In March this year, Machizukuri picked up a MIPIM award in the sustainable urban development category. Hours later, Japan was rocked by a tsunami that wrought unimaginable devastation. Now, eight months later, the country is slowly rebuilding and finding its feet again. Out of the wreckage of the natural disaster, Japan is emerging stronger and wiser. I spoke to Watanabe Mitsuko of the Sustainable Urban Redevelopment Project Team about the ideas behind the stand.

The stand represents a project, supported by the Japanese government, to rebuild and redefine new ways of life. It is built on a new set of values that take into account the hard-earned knowledge that our lives are always entwined with the natural world.
On stand 14.26, a presentation of art, tableware, furnishings and sushi preparation celebrates traditional Japanese culture from the areas worst hit by the tsunami.

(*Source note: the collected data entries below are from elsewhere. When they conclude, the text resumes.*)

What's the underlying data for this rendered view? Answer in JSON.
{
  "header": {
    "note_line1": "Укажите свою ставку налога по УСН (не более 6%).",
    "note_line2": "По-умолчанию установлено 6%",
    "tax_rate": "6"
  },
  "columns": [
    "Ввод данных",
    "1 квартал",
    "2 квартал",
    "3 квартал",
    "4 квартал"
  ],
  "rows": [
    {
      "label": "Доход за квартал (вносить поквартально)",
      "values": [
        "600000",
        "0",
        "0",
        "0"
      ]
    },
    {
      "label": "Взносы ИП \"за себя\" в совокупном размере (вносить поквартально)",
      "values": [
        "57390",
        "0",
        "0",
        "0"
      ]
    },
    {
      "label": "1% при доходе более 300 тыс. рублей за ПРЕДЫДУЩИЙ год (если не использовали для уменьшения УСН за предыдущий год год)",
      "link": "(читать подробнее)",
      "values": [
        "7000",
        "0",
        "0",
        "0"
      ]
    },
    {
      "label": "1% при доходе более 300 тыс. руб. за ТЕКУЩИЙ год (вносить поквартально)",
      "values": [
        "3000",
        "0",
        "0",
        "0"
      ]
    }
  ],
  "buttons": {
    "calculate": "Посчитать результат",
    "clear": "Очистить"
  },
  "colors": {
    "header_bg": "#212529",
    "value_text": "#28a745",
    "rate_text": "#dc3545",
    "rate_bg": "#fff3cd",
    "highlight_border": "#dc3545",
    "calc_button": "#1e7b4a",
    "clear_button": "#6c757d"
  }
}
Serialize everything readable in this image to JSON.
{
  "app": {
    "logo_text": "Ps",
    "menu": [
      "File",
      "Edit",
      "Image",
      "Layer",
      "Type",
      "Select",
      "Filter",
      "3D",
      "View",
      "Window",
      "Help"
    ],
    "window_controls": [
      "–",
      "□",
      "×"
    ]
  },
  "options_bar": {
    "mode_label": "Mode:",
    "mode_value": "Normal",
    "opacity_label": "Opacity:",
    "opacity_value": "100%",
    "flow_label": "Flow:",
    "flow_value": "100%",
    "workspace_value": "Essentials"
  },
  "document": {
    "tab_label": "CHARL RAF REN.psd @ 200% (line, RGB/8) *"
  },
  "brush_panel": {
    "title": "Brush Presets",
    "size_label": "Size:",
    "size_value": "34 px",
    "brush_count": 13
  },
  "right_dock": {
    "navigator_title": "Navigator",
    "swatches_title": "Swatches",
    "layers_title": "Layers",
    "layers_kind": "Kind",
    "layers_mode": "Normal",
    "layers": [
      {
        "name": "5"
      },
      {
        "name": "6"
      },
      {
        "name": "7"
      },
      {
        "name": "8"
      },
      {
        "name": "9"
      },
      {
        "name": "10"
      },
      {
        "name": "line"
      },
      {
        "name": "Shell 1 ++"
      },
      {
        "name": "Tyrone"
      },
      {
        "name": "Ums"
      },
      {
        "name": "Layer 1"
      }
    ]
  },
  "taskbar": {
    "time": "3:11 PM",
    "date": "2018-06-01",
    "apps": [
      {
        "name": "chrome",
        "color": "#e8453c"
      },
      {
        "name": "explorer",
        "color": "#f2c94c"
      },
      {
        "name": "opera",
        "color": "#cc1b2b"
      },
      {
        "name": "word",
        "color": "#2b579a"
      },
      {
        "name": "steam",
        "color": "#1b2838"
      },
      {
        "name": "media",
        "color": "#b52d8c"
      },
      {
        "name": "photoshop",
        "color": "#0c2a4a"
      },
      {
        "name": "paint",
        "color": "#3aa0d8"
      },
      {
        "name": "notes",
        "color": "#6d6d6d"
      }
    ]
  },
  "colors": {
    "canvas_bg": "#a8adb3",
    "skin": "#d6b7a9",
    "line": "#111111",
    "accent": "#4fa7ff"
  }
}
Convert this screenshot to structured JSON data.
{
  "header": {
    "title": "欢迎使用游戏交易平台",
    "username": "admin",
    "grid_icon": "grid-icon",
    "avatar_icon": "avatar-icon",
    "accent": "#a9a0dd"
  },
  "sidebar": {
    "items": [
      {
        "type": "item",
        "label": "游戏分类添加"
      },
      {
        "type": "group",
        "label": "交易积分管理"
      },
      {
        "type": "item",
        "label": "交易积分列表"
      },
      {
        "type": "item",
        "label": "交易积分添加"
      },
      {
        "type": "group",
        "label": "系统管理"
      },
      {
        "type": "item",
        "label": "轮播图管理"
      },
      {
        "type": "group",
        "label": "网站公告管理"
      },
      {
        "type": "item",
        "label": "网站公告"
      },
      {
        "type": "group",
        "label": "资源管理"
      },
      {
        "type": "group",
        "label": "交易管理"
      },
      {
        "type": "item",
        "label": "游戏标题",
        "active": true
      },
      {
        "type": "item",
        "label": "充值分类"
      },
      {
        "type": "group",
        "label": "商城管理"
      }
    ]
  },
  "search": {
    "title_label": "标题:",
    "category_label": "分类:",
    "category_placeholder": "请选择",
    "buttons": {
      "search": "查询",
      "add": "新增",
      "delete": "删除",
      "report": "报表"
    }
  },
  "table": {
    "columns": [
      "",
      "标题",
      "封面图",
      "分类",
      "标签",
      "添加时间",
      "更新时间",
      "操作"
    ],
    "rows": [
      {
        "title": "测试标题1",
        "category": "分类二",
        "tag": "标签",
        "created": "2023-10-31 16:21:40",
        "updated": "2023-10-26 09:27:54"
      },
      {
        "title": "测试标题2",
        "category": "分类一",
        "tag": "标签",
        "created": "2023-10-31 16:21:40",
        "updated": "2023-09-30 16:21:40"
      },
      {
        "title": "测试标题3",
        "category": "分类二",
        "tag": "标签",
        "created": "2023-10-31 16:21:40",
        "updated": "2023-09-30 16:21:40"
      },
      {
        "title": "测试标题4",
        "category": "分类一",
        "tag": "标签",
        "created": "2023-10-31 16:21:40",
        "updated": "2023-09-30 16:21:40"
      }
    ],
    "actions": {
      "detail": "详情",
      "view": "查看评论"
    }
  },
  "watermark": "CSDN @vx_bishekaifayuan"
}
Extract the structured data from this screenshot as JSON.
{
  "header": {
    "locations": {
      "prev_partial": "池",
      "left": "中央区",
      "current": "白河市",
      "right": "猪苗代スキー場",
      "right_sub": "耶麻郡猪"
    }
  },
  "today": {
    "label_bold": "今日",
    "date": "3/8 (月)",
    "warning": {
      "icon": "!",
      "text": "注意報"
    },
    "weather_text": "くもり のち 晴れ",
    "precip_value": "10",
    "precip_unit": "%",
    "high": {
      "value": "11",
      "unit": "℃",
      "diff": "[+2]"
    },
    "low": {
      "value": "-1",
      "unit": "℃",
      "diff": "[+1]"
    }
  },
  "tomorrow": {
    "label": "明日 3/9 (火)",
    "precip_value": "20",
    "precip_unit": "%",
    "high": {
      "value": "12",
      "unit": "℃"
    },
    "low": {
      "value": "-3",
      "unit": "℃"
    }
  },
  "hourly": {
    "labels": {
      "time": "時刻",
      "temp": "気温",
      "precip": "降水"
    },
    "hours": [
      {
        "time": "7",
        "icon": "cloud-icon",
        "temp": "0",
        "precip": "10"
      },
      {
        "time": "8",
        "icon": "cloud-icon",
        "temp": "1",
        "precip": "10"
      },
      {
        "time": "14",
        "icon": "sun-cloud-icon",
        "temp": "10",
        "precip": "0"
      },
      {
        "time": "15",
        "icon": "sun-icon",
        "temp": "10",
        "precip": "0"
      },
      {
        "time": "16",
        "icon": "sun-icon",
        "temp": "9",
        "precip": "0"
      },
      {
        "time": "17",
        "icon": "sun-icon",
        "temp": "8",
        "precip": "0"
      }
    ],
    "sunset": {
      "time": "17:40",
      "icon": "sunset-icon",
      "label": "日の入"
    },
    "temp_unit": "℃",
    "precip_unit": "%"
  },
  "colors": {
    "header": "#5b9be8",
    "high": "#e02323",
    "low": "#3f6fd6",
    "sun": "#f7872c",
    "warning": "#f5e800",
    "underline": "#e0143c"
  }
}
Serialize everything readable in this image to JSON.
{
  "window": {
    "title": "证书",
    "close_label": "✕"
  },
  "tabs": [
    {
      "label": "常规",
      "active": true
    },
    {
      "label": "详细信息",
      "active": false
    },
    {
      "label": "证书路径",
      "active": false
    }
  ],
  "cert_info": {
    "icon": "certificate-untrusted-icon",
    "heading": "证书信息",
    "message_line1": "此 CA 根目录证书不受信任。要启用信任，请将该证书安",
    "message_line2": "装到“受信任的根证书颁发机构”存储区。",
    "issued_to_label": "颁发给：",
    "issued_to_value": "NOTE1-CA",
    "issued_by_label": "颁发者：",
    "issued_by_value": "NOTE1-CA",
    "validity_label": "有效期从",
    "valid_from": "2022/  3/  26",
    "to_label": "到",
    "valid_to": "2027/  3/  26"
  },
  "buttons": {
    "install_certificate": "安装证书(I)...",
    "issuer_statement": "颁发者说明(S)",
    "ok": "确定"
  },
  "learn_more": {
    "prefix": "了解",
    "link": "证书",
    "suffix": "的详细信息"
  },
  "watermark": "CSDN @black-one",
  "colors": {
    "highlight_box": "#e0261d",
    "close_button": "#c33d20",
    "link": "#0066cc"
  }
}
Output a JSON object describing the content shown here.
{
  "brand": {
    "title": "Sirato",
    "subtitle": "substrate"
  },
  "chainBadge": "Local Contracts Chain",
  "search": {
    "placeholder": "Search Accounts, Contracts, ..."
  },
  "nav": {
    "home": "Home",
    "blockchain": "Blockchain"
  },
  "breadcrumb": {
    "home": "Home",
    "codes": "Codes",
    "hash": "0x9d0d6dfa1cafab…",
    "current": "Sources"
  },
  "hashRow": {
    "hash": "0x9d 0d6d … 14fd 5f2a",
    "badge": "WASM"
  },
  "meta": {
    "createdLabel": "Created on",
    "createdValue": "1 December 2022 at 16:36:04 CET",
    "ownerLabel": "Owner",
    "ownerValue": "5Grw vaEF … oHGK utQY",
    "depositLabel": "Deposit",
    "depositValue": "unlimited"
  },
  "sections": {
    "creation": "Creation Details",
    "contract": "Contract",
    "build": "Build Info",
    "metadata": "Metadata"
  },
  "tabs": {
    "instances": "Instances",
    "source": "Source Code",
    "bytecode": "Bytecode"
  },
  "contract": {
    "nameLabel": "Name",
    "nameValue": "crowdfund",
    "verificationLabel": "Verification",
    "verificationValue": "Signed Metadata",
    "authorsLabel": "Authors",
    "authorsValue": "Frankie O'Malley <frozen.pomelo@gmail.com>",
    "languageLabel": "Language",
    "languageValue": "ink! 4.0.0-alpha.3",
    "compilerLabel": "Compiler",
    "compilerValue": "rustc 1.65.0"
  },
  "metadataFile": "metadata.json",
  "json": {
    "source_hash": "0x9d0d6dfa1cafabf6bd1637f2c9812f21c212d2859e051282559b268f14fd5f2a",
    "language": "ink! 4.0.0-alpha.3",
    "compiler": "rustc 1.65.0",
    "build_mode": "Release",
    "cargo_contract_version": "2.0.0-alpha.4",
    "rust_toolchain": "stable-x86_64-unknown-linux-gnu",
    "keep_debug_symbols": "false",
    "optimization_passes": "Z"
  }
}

The stand is simple and minimalist – one of the least elaborate at MAPIC this year – but the beauty of the concept and the resilience and courage of the Japanese people that the whole project demonstrates make it a touching and memorable one.

2nd prize: Frey

Frey gets my vote for being as close to a gentlemen’s club as I’ll ever get. I loved the stripy wallpaper, deep leather armchairs and the stacks of books under the bar counter. The ornate gilt frames on the walls displayed screens showing the company’s projects – the only nod to the 21st century on a booth that had something of the 1930s about it.

3rd prize: Amorino

Now, before anyone rolls their eyes, I’d just like to say that this choice is nothing to do with ice cream. Well, almost nothing to do with ice cream. Amorino are here presenting an innovative ice cream van concept, tailored for indoor locations such as shopping centres. Those who grew up in Britain are used to the Sunday ice cream van driving through the streets playing Greensleeves on a hurdy-gurdy, but the continent is unfamiliar with the notion of ice cream out of a vehicle. Amorino’s vans will be stationary, but their products will be slightly more suited to my grown-up taste buds than a Milk Maid ice lolly. Speaking of which, I managed to choke back a pot of their caramelo yesterday. Today might have to include a return visit.